The idea of a programme for the secondary level girl child was Mamata Banerjee’s. Instead of taking the usual route of asking her bureaucrats to design the programme, she got Unicef to develop the design. It makes “Kanyashree” a textbook strategy for empowerment of the girl child and a long game that will effectively transform how gender and women negotiate for their rights, power and status in the near future, but not the immediate one. The Rs 25,000 deposited in her name in a bank is seed capital she can leverage to create her own future.

In a slew of programmes that empower women to make their decisions count, the West Bengal government has initiated a quiet revolution. The Rupashree Prakalpa -- a Rs 25,000 one-time grant “for economically stressed families at the time of their adult daughters’ marriage” -- is far more than a dowry. It ensures the daughter is an adult and not a child when she is married off; it ensures the young woman has a voice in decision-making about her marriage, because she has the means, and it ensures she doesn’t become Rasika Agarwal, a woman who died as her parents persuaded her to return to her in-laws though she was brutalised by her husband.

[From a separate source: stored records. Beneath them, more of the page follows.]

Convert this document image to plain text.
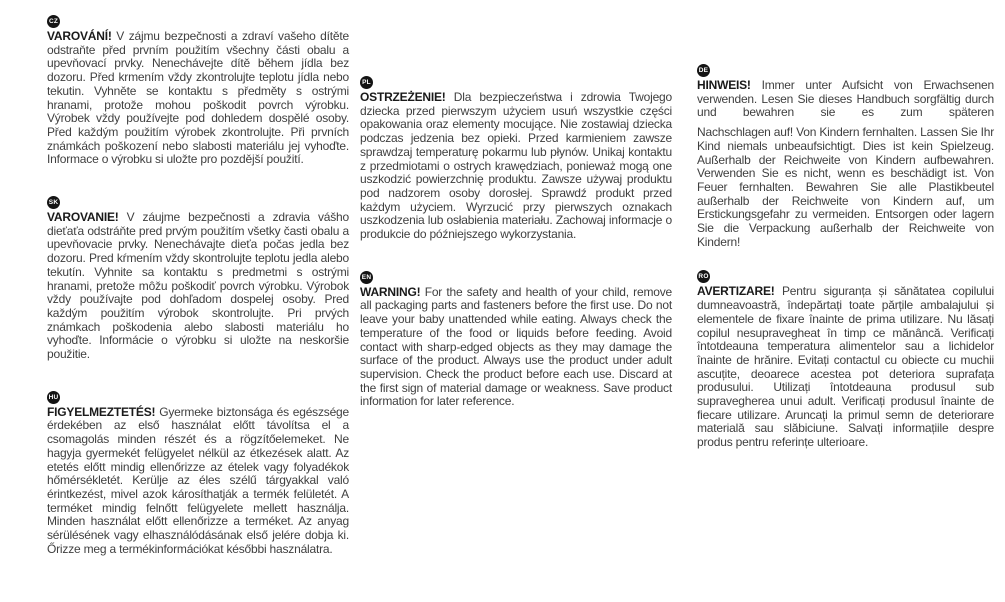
CZ

VAROVÁNÍ! V zájmu bezpečnosti a zdraví vašeho dítěte odstraňte před prvním použitím všechny části obalu a upevňovací prvky. Nenechávejte dítě během jídla bez dozoru. Před krmením vždy zkontrolujte teplotu jídla nebo tekutin. Vyhněte se kontaktu s předměty s ostrými hranami, protože mohou poškodit povrch výrobku. Výrobek vždy používejte pod dohledem dospělé osoby. Před každým použitím výrobek zkontrolujte. Při prvních známkách poškození nebo slabosti materiálu jej vyhoďte. Informace o výrobku si uložte pro pozdější použití.

SK

VAROVANIE! V záujme bezpečnosti a zdravia vášho dieťaťa odstráňte pred prvým použitím všetky časti obalu a upevňovacie prvky. Nenechávajte dieťa počas jedla bez dozoru. Pred kŕmením vždy skontrolujte teplotu jedla alebo tekutín. Vyhnite sa kontaktu s predmetmi s ostrými hranami, pretože môžu poškodiť povrch výrobku. Výrobok vždy používajte pod dohľadom dospelej osoby. Pred každým použitím výrobok skontrolujte. Pri prvých známkach poškodenia alebo slabosti materiálu ho vyhoďte. Informácie o výrobku si uložte na neskoršie použitie.

HU

FIGYELMEZTETÉS! Gyermeke biztonsága és egészsége érdekében az első használat előtt távolítsa el a csomagolás minden részét és a rögzítőelemeket. Ne hagyja gyermekét felügyelet nélkül az étkezések alatt. Az etetés előtt mindig ellenőrizze az ételek vagy folyadékok hőmérsékletét. Kerülje az éles szélű tárgyakkal való érintkezést, mivel azok károsíthatják a termék felületét. A terméket mindig felnőtt felügyelete mellett használja. Minden használat előtt ellenőrizze a terméket. Az anyag sérülésének vagy elhasználódásának első jelére dobja ki. Őrizze meg a termékinformációkat későbbi használatra.

PL

OSTRZEŻENIE! Dla bezpieczeństwa i zdrowia Twojego dziecka przed pierwszym użyciem usuń wszystkie części opakowania oraz elementy mocujące. Nie zostawiaj dziecka podczas jedzenia bez opieki. Przed karmieniem zawsze sprawdzaj temperaturę pokarmu lub płynów. Unikaj kontaktu z przedmiotami o ostrych krawędziach, ponieważ mogą one uszkodzić powierzchnię produktu. Zawsze używaj produktu pod nadzorem osoby dorosłej. Sprawdź produkt przed każdym użyciem. Wyrzucić przy pierwszych oznakach uszkodzenia lub osłabienia materiału. Zachowaj informacje o produkcie do późniejszego wykorzystania.

EN

WARNING! For the safety and health of your child, remove all packaging parts and fasteners before the first use. Do not leave your baby unattended while eating. Always check the temperature of the food or liquids before feeding. Avoid contact with sharp-edged objects as they may damage the surface of the product. Always use the product under adult supervision. Check the product before each use. Discard at the first sign of material damage or weakness. Save product information for later reference.

DE

HINWEIS! Immer unter Aufsicht von Erwachsenen verwenden. Lesen Sie dieses Handbuch sorgfältig durch und bewahren sie es zum späteren

Nachschlagen auf! Von Kindern fernhalten. Lassen Sie Ihr Kind niemals unbeaufsichtigt. Dies ist kein Spielzeug. Außerhalb der Reichweite von Kindern aufbewahren. Verwenden Sie es nicht, wenn es beschädigt ist. Von Feuer fernhalten. Bewahren Sie alle Plastikbeutel außerhalb der Reichweite von Kindern auf, um Erstickungsgefahr zu vermeiden. Entsorgen oder lagern Sie die Verpackung außerhalb der Reichweite von Kindern!

RO

AVERTIZARE! Pentru siguranța și sănătatea copilului dumneavoastră, îndepărtați toate părțile ambalajului și elementele de fixare înainte de prima utilizare. Nu lăsați copilul nesupravegheat în timp ce mănâncă. Verificați întotdeauna temperatura alimentelor sau a lichidelor înainte de hrănire. Evitați contactul cu obiecte cu muchii ascuțite, deoarece acestea pot deteriora suprafața produsului. Utilizați întotdeauna produsul sub supravegherea unui adult. Verificați produsul înainte de fiecare utilizare. Aruncați la primul semn de deteriorare materială sau slăbiciune. Salvați informațiile despre produs pentru referințe ulterioare.
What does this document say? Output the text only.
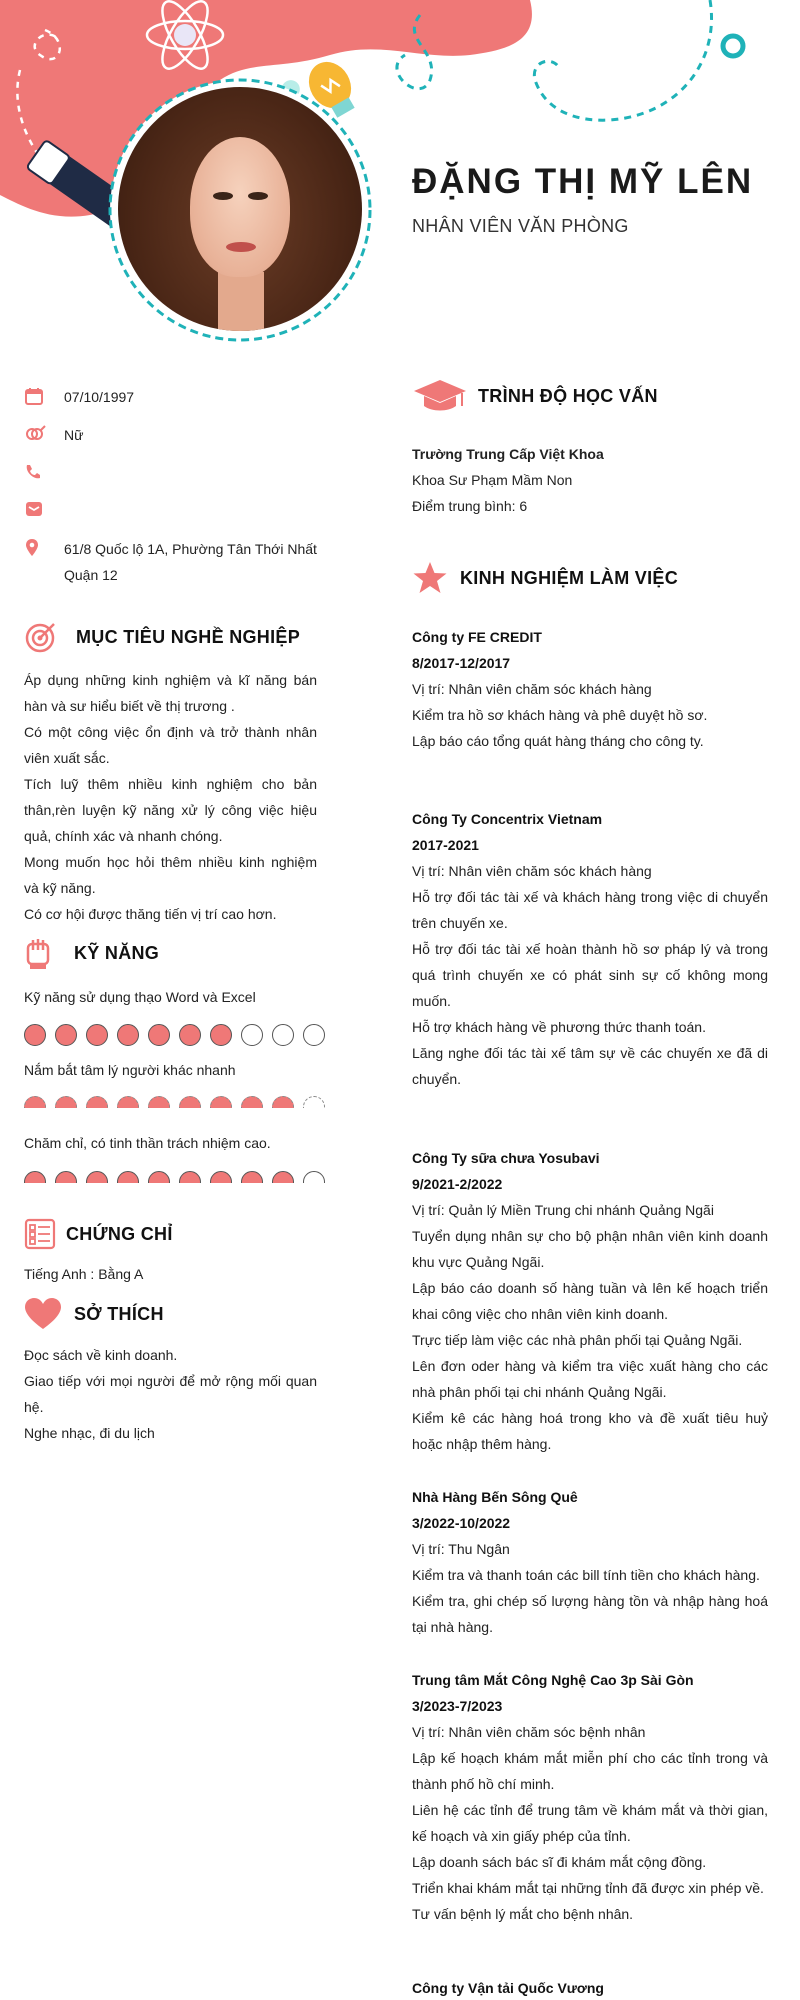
ĐẶNG THỊ MỸ LÊN
NHÂN VIÊN VĂN PHÒNG
07/10/1997
Nữ
61/8 Quốc lộ 1A, Phường Tân Thới Nhất Quận 12
MỤC TIÊU NGHỀ NGHIỆP

Áp dụng những kinh nghiệm và kĩ năng bán hàn và sư hiểu biết về thị trương .

Có một công việc ổn định và trở thành nhân viên xuất sắc.

Tích luỹ thêm nhiều kinh nghiệm cho bản thân,rèn luyện kỹ năng xử lý công việc hiệu quả, chính xác và nhanh chóng.

Mong muốn học hỏi thêm nhiều kinh nghiệm và kỹ năng.

Có cơ hội được thăng tiến vị trí cao hơn.

KỸ NĂNG
Kỹ năng sử dụng thạo Word và Excel
Nắm bắt tâm lý người khác nhanh
Chăm chỉ, có tinh thần trách nhiệm cao.
CHỨNG CHỈ
Tiếng Anh : Bằng A
SỞ THÍCH

Đọc sách về kinh doanh.

Giao tiếp với mọi người để mở rộng mối quan hệ.

Nghe nhạc, đi du lịch

TRÌNH ĐỘ HỌC VẤN
Trường Trung Cấp Việt Khoa
Khoa Sư Phạm Mầm Non
Điểm trung bình: 6
KINH NGHIỆM LÀM VIỆC
Công ty FE CREDIT
8/2017-12/2017

Vị trí: Nhân viên chăm sóc khách hàng

Kiểm tra hồ sơ khách hàng và phê duyệt hồ sơ.

Lập báo cáo tổng quát hàng tháng cho công ty.

Công Ty Concentrix Vietnam
2017-2021

Vị trí: Nhân viên chăm sóc khách hàng

Hỗ trợ đối tác tài xế và khách hàng trong việc di chuyển trên chuyến xe.

Hỗ trợ đối tác tài xế hoàn thành hồ sơ pháp lý và trong quá trình chuyến xe có phát sinh sự cố không mong muốn.

Hỗ trợ khách hàng về phương thức thanh toán.

Lăng nghe đối tác tài xế tâm sự về các chuyến xe đã di chuyển.

Công Ty sữa chưa Yosubavi
9/2021-2/2022

Vị trí: Quản lý Miền Trung chi nhánh Quảng Ngãi

Tuyển dụng nhân sự cho bộ phận nhân viên kinh doanh khu vực Quảng Ngãi.

Lập báo cáo doanh số hàng tuần và lên kế hoạch triển khai công việc cho nhân viên kinh doanh.

Trực tiếp làm việc các nhà phân phối tại Quảng Ngãi.

Lên đơn oder hàng và kiểm tra việc xuất hàng cho các nhà phân phối tại chi nhánh Quảng Ngãi.

Kiểm kê các hàng hoá trong kho và đề xuất tiêu huỷ hoặc nhập thêm hàng.

Nhà Hàng Bến Sông Quê
3/2022-10/2022

Vị trí: Thu Ngân

Kiểm tra và thanh toán các bill tính tiền cho khách hàng.

Kiểm tra, ghi chép số lượng hàng tồn và nhập hàng hoá tại nhà hàng.

Trung tâm Mắt Công Nghệ Cao 3p Sài Gòn
3/2023-7/2023

Vị trí: Nhân viên chăm sóc bệnh nhân

Lập kế hoạch khám mắt miễn phí cho các tỉnh trong và thành phố hồ chí minh.

Liên hệ các tỉnh để trung tâm về khám mắt và thời gian, kế hoạch và xin giấy phép của tỉnh.

Lập doanh sách bác sĩ đi khám mắt cộng đồng.

Triển khai khám mắt tại những tỉnh đã được xin phép về.

Tư vấn bệnh lý mắt cho bệnh nhân.

Công ty Vận tải Quốc Vương
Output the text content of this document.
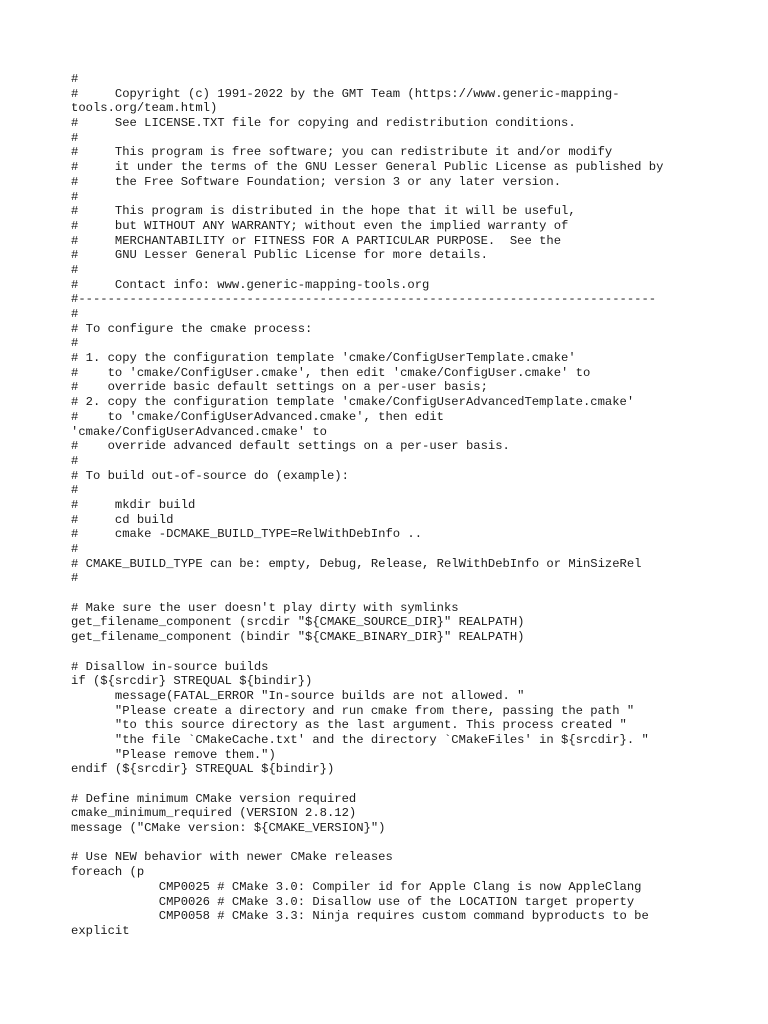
#
#     Copyright (c) 1991-2022 by the GMT Team (https://www.generic-mapping-
tools.org/team.html)
#     See LICENSE.TXT file for copying and redistribution conditions.
#
#     This program is free software; you can redistribute it and/or modify
#     it under the terms of the GNU Lesser General Public License as published by
#     the Free Software Foundation; version 3 or any later version.
#
#     This program is distributed in the hope that it will be useful,
#     but WITHOUT ANY WARRANTY; without even the implied warranty of
#     MERCHANTABILITY or FITNESS FOR A PARTICULAR PURPOSE.  See the
#     GNU Lesser General Public License for more details.
#
#     Contact info: www.generic-mapping-tools.org
#-------------------------------------------------------------------------------
#
# To configure the cmake process:
#
# 1. copy the configuration template 'cmake/ConfigUserTemplate.cmake'
#    to 'cmake/ConfigUser.cmake', then edit 'cmake/ConfigUser.cmake' to
#    override basic default settings on a per-user basis;
# 2. copy the configuration template 'cmake/ConfigUserAdvancedTemplate.cmake'
#    to 'cmake/ConfigUserAdvanced.cmake', then edit
'cmake/ConfigUserAdvanced.cmake' to
#    override advanced default settings on a per-user basis.
#
# To build out-of-source do (example):
#
#     mkdir build
#     cd build
#     cmake -DCMAKE_BUILD_TYPE=RelWithDebInfo ..
#
# CMAKE_BUILD_TYPE can be: empty, Debug, Release, RelWithDebInfo or MinSizeRel
#
# Make sure the user doesn't play dirty with symlinks
get_filename_component (srcdir "${CMAKE_SOURCE_DIR}" REALPATH)
get_filename_component (bindir "${CMAKE_BINARY_DIR}" REALPATH)
# Disallow in-source builds
if (${srcdir} STREQUAL ${bindir})
message(FATAL_ERROR "In-source builds are not allowed. "
"Please create a directory and run cmake from there, passing the path "
"to this source directory as the last argument. This process created "
"the file `CMakeCache.txt' and the directory `CMakeFiles' in ${srcdir}. "
"Please remove them.")
endif (${srcdir} STREQUAL ${bindir})
# Define minimum CMake version required
cmake_minimum_required (VERSION 2.8.12)
message ("CMake version: ${CMAKE_VERSION}")
# Use NEW behavior with newer CMake releases
foreach (p
CMP0025 # CMake 3.0: Compiler id for Apple Clang is now AppleClang
CMP0026 # CMake 3.0: Disallow use of the LOCATION target property
CMP0058 # CMake 3.3: Ninja requires custom command byproducts to be
explicit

With the elder woman named as head of the household under Swasthya Sathi, a universal access to health services scheme of the Mamata Banerjee government, and the elder woman named as head of the household on ration cards, the change is even deeper. Women’s access to medical care is neglected in India; as head of the household, the woman in West Bengal can access the care, worth Rs 5 lakhs a year, without asking her family. The same is true of her entitlement to food; as the head of the household, her access to food in terms of quantity and quality is embedded in the ration card.

Between Kanyashree and Swasthya Sathi, the widows’ pension available to any woman who is over 18, Ms Banerjee has done what advocates of women’s development lobby for when women take control after acquiring power in government. As a role model for how women in power can transform the future, in their own lives, for their families, for the state and the country, Mamata Banerjee is taking up where Jayalalithaa was stopped by her untimely death. The programmes are not original, as the Jayalalithaa government set up the prototype. But by building on example, Mamata Banerjee will go down as a transformer.